Los diminutivos "lan1" a "lan12" indican el numero del landmark y se presentan las coordenadas en los ejes "x" y "y".
Estos archivos deben estar contenidos en el directorio sobre el cual estamos trabajando en R!!!

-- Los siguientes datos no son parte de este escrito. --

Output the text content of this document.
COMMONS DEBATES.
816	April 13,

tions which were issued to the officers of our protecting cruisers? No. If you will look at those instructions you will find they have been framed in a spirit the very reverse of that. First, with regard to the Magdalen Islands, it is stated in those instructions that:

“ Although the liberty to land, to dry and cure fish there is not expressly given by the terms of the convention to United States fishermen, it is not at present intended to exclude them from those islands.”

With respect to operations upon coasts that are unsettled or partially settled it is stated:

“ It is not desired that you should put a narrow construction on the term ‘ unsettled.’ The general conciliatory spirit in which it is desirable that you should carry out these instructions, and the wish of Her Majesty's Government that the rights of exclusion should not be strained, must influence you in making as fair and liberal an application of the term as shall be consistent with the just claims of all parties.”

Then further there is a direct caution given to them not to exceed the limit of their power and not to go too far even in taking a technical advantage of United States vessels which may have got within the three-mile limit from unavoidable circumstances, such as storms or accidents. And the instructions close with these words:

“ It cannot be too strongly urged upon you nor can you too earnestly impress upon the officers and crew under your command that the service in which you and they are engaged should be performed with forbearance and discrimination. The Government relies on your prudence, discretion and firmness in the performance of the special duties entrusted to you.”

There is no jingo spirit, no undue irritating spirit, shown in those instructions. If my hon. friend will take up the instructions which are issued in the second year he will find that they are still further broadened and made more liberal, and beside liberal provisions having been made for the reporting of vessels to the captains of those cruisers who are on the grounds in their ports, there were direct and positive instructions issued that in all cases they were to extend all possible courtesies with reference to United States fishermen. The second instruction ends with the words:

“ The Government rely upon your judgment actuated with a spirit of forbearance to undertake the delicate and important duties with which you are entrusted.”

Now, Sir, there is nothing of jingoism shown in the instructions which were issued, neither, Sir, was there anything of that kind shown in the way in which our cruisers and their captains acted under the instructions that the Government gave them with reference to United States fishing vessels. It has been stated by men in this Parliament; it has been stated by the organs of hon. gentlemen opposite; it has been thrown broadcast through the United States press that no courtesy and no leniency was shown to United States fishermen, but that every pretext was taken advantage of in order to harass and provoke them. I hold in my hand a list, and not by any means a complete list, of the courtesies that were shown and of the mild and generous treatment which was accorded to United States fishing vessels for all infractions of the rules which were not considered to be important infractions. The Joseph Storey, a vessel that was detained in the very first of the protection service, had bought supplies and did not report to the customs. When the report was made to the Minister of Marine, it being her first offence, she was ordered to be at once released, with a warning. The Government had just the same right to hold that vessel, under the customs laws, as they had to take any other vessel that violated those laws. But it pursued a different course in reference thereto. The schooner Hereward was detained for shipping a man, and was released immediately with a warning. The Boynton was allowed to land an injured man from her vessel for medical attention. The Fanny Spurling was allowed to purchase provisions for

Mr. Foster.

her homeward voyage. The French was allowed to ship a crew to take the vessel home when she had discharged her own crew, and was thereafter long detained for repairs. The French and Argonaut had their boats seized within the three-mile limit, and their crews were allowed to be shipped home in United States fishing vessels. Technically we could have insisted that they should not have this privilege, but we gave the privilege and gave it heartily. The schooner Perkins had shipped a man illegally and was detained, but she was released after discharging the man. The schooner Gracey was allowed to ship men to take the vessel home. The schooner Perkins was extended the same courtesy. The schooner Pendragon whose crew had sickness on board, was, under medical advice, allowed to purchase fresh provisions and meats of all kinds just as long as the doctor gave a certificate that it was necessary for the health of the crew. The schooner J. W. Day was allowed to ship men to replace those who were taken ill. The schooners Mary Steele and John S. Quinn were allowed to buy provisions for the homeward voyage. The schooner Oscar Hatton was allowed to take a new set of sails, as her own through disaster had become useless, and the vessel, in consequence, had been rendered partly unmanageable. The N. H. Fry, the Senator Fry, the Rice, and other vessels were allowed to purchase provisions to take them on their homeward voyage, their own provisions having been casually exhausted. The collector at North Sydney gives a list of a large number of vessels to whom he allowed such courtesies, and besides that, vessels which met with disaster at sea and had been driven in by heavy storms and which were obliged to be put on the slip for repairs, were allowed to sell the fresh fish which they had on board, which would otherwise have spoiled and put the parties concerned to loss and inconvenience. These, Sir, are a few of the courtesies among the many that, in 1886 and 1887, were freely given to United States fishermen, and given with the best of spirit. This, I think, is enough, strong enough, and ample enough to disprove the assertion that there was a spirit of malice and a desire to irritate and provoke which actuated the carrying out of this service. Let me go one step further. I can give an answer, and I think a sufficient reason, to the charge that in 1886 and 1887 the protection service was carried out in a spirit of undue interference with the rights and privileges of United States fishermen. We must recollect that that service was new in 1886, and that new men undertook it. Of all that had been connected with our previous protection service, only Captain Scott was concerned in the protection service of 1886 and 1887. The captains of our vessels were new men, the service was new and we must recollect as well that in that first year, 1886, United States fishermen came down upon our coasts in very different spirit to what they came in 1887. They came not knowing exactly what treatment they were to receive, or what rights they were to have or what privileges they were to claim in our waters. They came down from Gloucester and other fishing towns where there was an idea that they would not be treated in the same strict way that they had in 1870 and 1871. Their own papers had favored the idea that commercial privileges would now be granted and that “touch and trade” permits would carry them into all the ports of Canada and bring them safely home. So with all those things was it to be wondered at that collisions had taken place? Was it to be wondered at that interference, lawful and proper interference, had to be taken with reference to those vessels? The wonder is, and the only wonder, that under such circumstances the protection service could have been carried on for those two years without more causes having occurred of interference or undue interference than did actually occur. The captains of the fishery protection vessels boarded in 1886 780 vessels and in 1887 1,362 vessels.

Para hacer el array necesitamos un script que puede estar en formato ".txt" o en formato ".R" así (para este caso) o escribir todos los comandos uno por uno!!:

 a<-read.table("df1.txt")
 b<-read.table("df2.txt")
 c<-read.table("df3.txt")
 d<-read.table("df4.txt")
 a<-as.matrix(a)
 b<-as.matrix(b)
 c<-as.matrix(c)
 d<-as.matrix(d)
 Dferrugatus<-array(cbind(a, b, c, d), dim=c(12, 2, 4 ))

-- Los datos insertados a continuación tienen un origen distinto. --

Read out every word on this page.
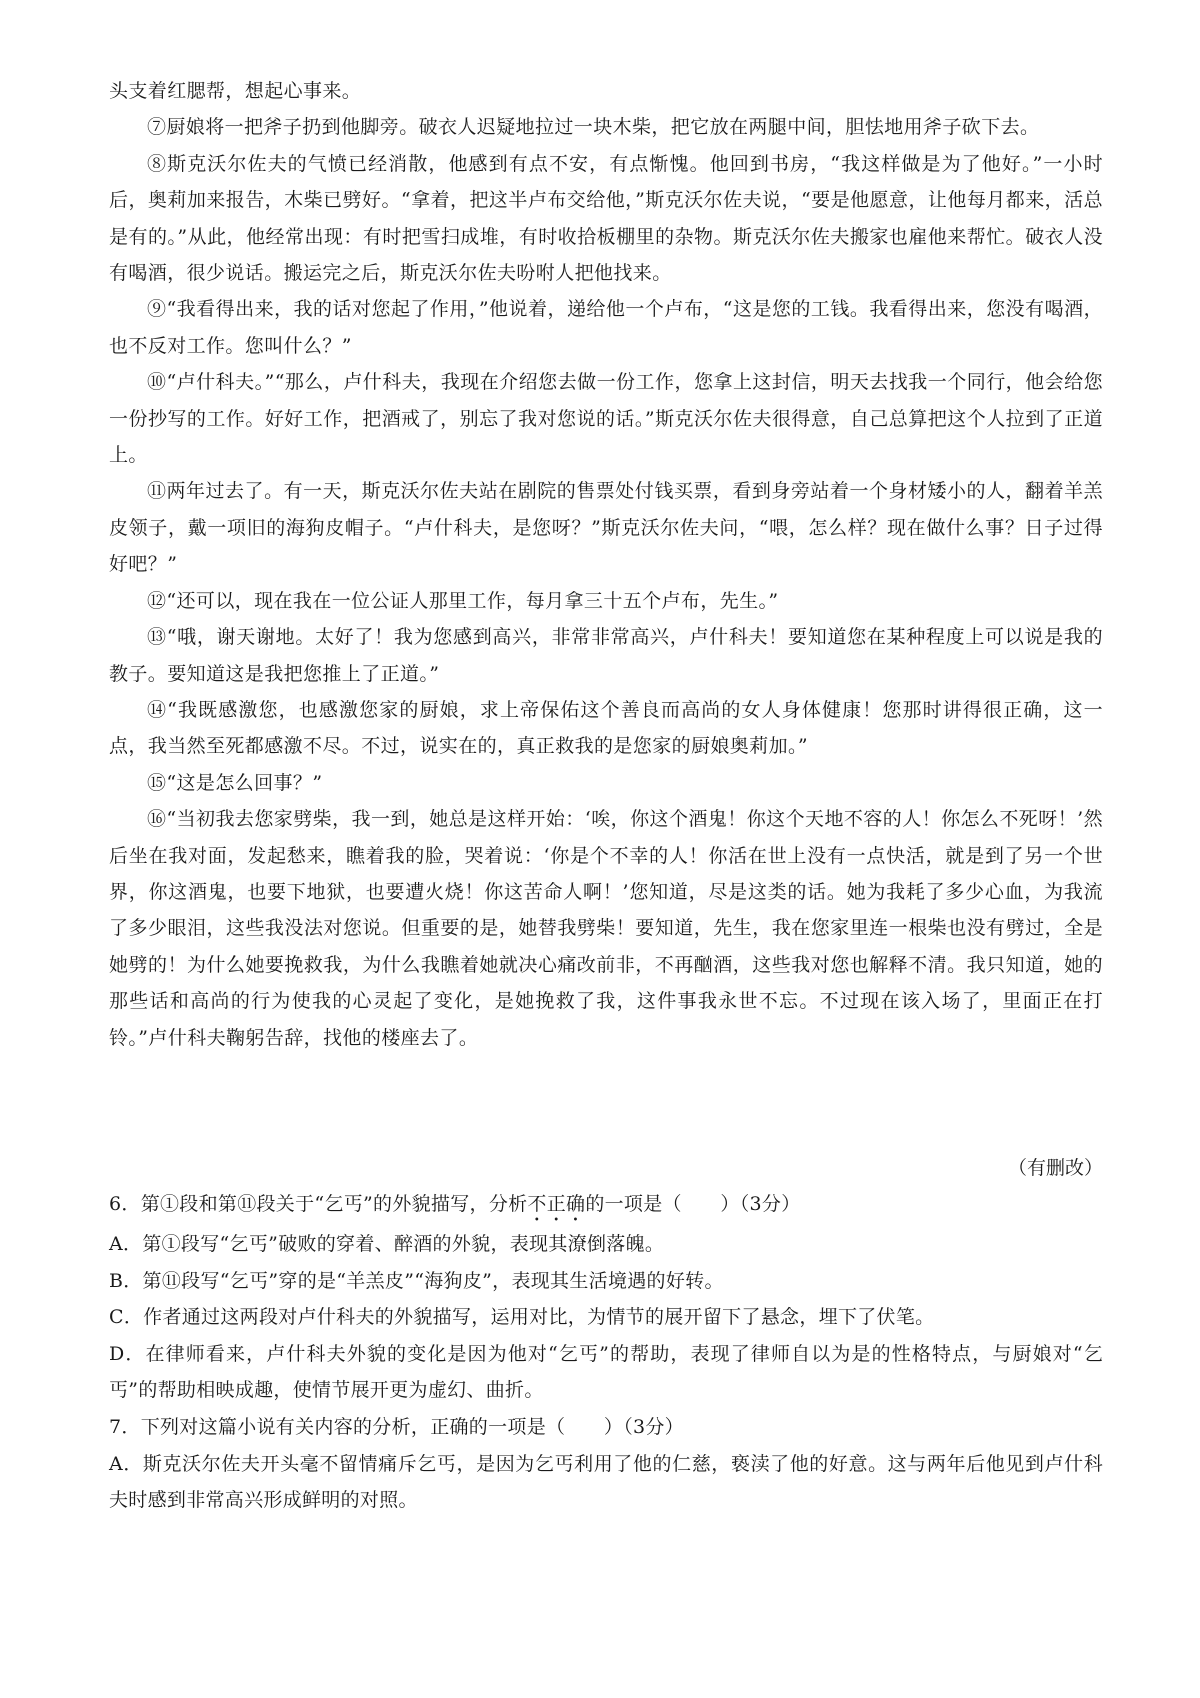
头支着红腮帮，想起心事来。

⑦厨娘将一把斧子扔到他脚旁。破衣人迟疑地拉过一块木柴，把它放在两腿中间，胆怯地用斧子砍下去。

⑧斯克沃尔佐夫的气愤已经消散，他感到有点不安，有点惭愧。他回到书房，“我这样做是为了他好。”一小时后，奥莉加来报告，木柴已劈好。“拿着，把这半卢布交给他，”斯克沃尔佐夫说，“要是他愿意，让他每月都来，活总是有的。”从此，他经常出现：有时把雪扫成堆，有时收拾板棚里的杂物。斯克沃尔佐夫搬家也雇他来帮忙。破衣人没有喝酒，很少说话。搬运完之后，斯克沃尔佐夫吩咐人把他找来。

⑨“我看得出来，我的话对您起了作用，”他说着，递给他一个卢布，“这是您的工钱。我看得出来，您没有喝酒，也不反对工作。您叫什么？”

⑩“卢什科夫。”“那么，卢什科夫，我现在介绍您去做一份工作，您拿上这封信，明天去找我一个同行，他会给您一份抄写的工作。好好工作，把酒戒了，别忘了我对您说的话。”斯克沃尔佐夫很得意，自己总算把这个人拉到了正道上。

⑪两年过去了。有一天，斯克沃尔佐夫站在剧院的售票处付钱买票，看到身旁站着一个身材矮小的人，翻着羊羔皮领子，戴一项旧的海狗皮帽子。“卢什科夫，是您呀？”斯克沃尔佐夫问，“喂，怎么样？现在做什么事？日子过得好吧？”

⑫“还可以，现在我在一位公证人那里工作，每月拿三十五个卢布，先生。”

⑬“哦，谢天谢地。太好了！我为您感到高兴，非常非常高兴，卢什科夫！要知道您在某种程度上可以说是我的教子。要知道这是我把您推上了正道。”

⑭“我既感激您，也感激您家的厨娘，求上帝保佑这个善良而高尚的女人身体健康！您那时讲得很正确，这一点，我当然至死都感激不尽。不过，说实在的，真正救我的是您家的厨娘奥莉加。”

⑮“这是怎么回事？”

⑯“当初我去您家劈柴，我一到，她总是这样开始：‘唉，你这个酒鬼！你这个天地不容的人！你怎么不死呀！’然后坐在我对面，发起愁来，瞧着我的脸，哭着说：‘你是个不幸的人！你活在世上没有一点快活，就是到了另一个世界，你这酒鬼，也要下地狱，也要遭火烧！你这苦命人啊！’您知道，尽是这类的话。她为我耗了多少心血，为我流了多少眼泪，这些我没法对您说。但重要的是，她替我劈柴！要知道，先生，我在您家里连一根柴也没有劈过，全是她劈的！为什么她要挽救我，为什么我瞧着她就决心痛改前非，不再酗酒，这些我对您也解释不清。我只知道，她的那些话和高尚的行为使我的心灵起了变化，是她挽救了我，这件事我永世不忘。不过现在该入场了，里面正在打铃。”卢什科夫鞠躬告辞，找他的楼座去了。

（有删改）

6．第①段和第⑪段关于“乞丐”的外貌描写，分析不正确的一项是（　　）（3分）

A．第①段写“乞丐”破败的穿着、醉酒的外貌，表现其潦倒落魄。

B．第⑪段写“乞丐”穿的是“羊羔皮”“海狗皮”，表现其生活境遇的好转。

C．作者通过这两段对卢什科夫的外貌描写，运用对比，为情节的展开留下了悬念，埋下了伏笔。

D．在律师看来，卢什科夫外貌的变化是因为他对“乞丐”的帮助，表现了律师自以为是的性格特点，与厨娘对“乞丐”的帮助相映成趣，使情节展开更为虚幻、曲折。

7．下列对这篇小说有关内容的分析，正确的一项是（　　）（3分）

A．斯克沃尔佐夫开头毫不留情痛斥乞丐，是因为乞丐利用了他的仁慈，亵渎了他的好意。这与两年后他见到卢什科夫时感到非常高兴形成鲜明的对照。
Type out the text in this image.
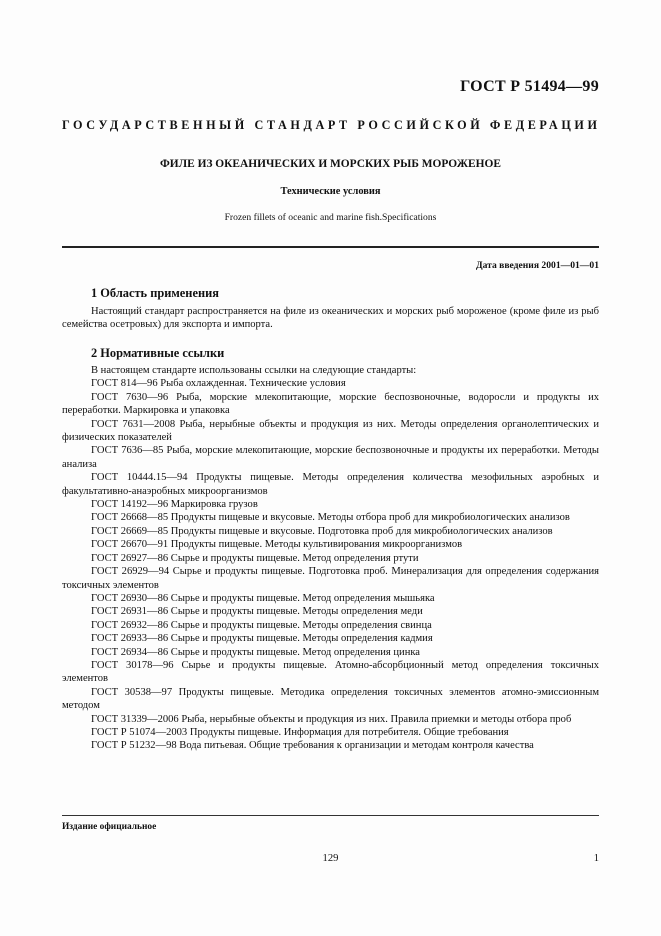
ГОСТ Р 51494—99
ГОСУДАРСТВЕННЫЙ СТАНДАРТ РОССИЙСКОЙ ФЕДЕРАЦИИ
ФИЛЕ ИЗ ОКЕАНИЧЕСКИХ И МОРСКИХ РЫБ МОРОЖЕНОЕ
Технические условия
Frozen fillets of oceanic and marine fish.Specifications
Дата введения 2001—01—01
1 Область применения

Настоящий стандарт распространяется на филе из океанических и морских рыб мороженое (кроме филе из рыб семейства осетровых) для экспорта и импорта.

2 Нормативные ссылки

В настоящем стандарте использованы ссылки на следующие стандарты:

ГОСТ 814—96 Рыба охлажденная. Технические условия

ГОСТ 7630—96 Рыба, морские млекопитающие, морские беспозвоночные, водоросли и продукты их переработки. Маркировка и упаковка

ГОСТ 7631—2008 Рыба, нерыбные объекты и продукция из них. Методы определения органолептических и физических показателей

ГОСТ 7636—85 Рыба, морские млекопитающие, морские беспозвоночные и продукты их переработки. Методы анализа

ГОСТ 10444.15—94 Продукты пищевые. Методы определения количества мезофильных аэробных и факультативно-анаэробных микроорганизмов

ГОСТ 14192—96 Маркировка грузов

ГОСТ 26668—85 Продукты пищевые и вкусовые. Методы отбора проб для микробиологических анализов

ГОСТ 26669—85 Продукты пищевые и вкусовые. Подготовка проб для микробиологических анализов

ГОСТ 26670—91 Продукты пищевые. Методы культивирования микроорганизмов

ГОСТ 26927—86 Сырье и продукты пищевые. Метод определения ртути

ГОСТ 26929—94 Сырье и продукты пищевые. Подготовка проб. Минерализация для определения содержания токсичных элементов

ГОСТ 26930—86 Сырье и продукты пищевые. Метод определения мышьяка

ГОСТ 26931—86 Сырье и продукты пищевые. Методы определения меди

ГОСТ 26932—86 Сырье и продукты пищевые. Методы определения свинца

ГОСТ 26933—86 Сырье и продукты пищевые. Методы определения кадмия

ГОСТ 26934—86 Сырье и продукты пищевые. Метод определения цинка

ГОСТ 30178—96 Сырье и продукты пищевые. Атомно-абсорбционный метод определения токсичных элементов

ГОСТ 30538—97 Продукты пищевые. Методика определения токсичных элементов атомно-эмиссионным методом

ГОСТ 31339—2006 Рыба, нерыбные объекты и продукция из них. Правила приемки и методы отбора проб

ГОСТ Р 51074—2003 Продукты пищевые. Информация для потребителя. Общие требования

ГОСТ Р 51232—98 Вода питьевая. Общие требования к организации и методам контроля качества

Издание официальное
129	1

#En este Script leemos primero cada uno de de nuestros archivos y les damos nombres: a, b, c y d. :

> a <- read.table ("df1.txt")
> b <- read.table ("df2.txt")
> c <- read.table ("df3.txt")
> d <- read.table ("df4.txt")

#Después los tomamos como matrices:
 
>a<-as.matrix(a)
>b<-as.matrix(b)
>c<-as.matrix(c)
>d<-as.matrix(d)

#Y finalmente construimos el array utilizando la función "cbind" y diciéndole cuales objetos utilizar (a,b,c,d) y dándole las dimensiones del array (12= que es el numero de filas sin contar los encabezados y en este caso es el numero de landmarks), (2= que es el numero de columnas que en este caso es el numero de variables "x" y "y"), y (4= que es el numero de archivos que estamos utilizando que este caso es 4):

>Dferrugatus<-array(cbind(a, b, c, d), dim=c(12, 2, 4 ))

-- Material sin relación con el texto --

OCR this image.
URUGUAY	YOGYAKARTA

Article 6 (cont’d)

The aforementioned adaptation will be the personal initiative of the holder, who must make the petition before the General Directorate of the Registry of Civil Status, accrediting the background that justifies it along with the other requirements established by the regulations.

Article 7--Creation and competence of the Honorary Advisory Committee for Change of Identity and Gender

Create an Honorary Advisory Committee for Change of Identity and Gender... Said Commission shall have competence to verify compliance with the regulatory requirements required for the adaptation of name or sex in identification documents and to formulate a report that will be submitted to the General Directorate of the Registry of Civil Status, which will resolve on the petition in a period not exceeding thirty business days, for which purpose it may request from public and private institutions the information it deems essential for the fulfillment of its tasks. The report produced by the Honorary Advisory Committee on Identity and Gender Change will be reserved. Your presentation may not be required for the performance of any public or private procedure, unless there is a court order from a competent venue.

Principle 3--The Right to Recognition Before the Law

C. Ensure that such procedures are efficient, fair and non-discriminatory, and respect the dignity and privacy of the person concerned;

#Podemos revisar nuestro array dandole el nombre de este que en este caso es 
"Dferrugatus":

>Dferrugatus

Y lo que obtendríamos (array) seria algo así: 

, , 1

           [,1]     [,2]
 [1,] 0.9872165 4.652968
 [2,] 3.4429790 4.302145
 [3,] 3.7236375 4.810839
 [4,] 9.3368089 4.407392
 [5,] 9.5823851 3.986404
 [6,] 8.0212218 2.758523
 [7,] 7.5651517 2.530488
 [8,] 5.7233298 3.442628
 [9,] 6.0916942 2.144582
[10,] 3.9867549 2.004253
[11,] 3.7587198 2.337535
[12,] 3.2149439 3.565416

, , 2

           [,1]     [,2]
 [1,] 0.4514286 5.236786
 [2,] 3.0942857 4.808214
 [3,] 3.2907143 5.397500
 [4,] 9.4157143 4.933214
 [5,] 9.6835714 4.486786
 [6,] 7.8442857 3.093929
 [7,] 7.3264286 2.843929
 [8,] 5.3621429 3.915357
 [9,] 5.8800000 2.504643
[10,] 3.7907143 2.218929
[11,] 3.5407143 2.558214
[12,] 2.7907143 4.040357

, , 3

           [,1]     [,2]
 [1,] 0.1493408 5.289333
 [2,] 2.9990802 4.910570
 [3,] 3.1794435 5.505769
 [4,] 9.6003754 5.072897
 [5,] 9.9069930 4.549844
 [6,] 8.0492514 3.179083
 [7,] 7.5803070 2.980683
 [8,] 5.5602385 3.954645
 [9,] 6.0291829 2.547811
[10,] 3.7746422 2.277266
[11,] 3.4860610 2.656029
[12,] 2.7285353 4.116972

, , 4

           [,1]     [,2]
 [1,] 0.7474119 4.706856
 [2,] 3.1869303 4.353303
 [3,] 3.3813846 4.901311
 [4,] 9.2150156 4.565435
 [5,] 9.4625029 4.194204
 [6,] 7.8715127 2.956767
 [7,] 7.4118933 2.726957
 [8,] 5.5027050 3.557808
 [9,] 5.9623244 2.338049
[10,] 3.9293924 2.072884
[11,] 3.6819050 2.338049
[12,] 3.0101536 3.628518


Cabe recordar que estos array no son utilizados solamente para morfometrìa sino para múltiples análisis en R y que su construcción es importante para todo usuario de R!!!!
(mas adelante utilizaremos estos array)

Sean felices y hasta la próxima !!!!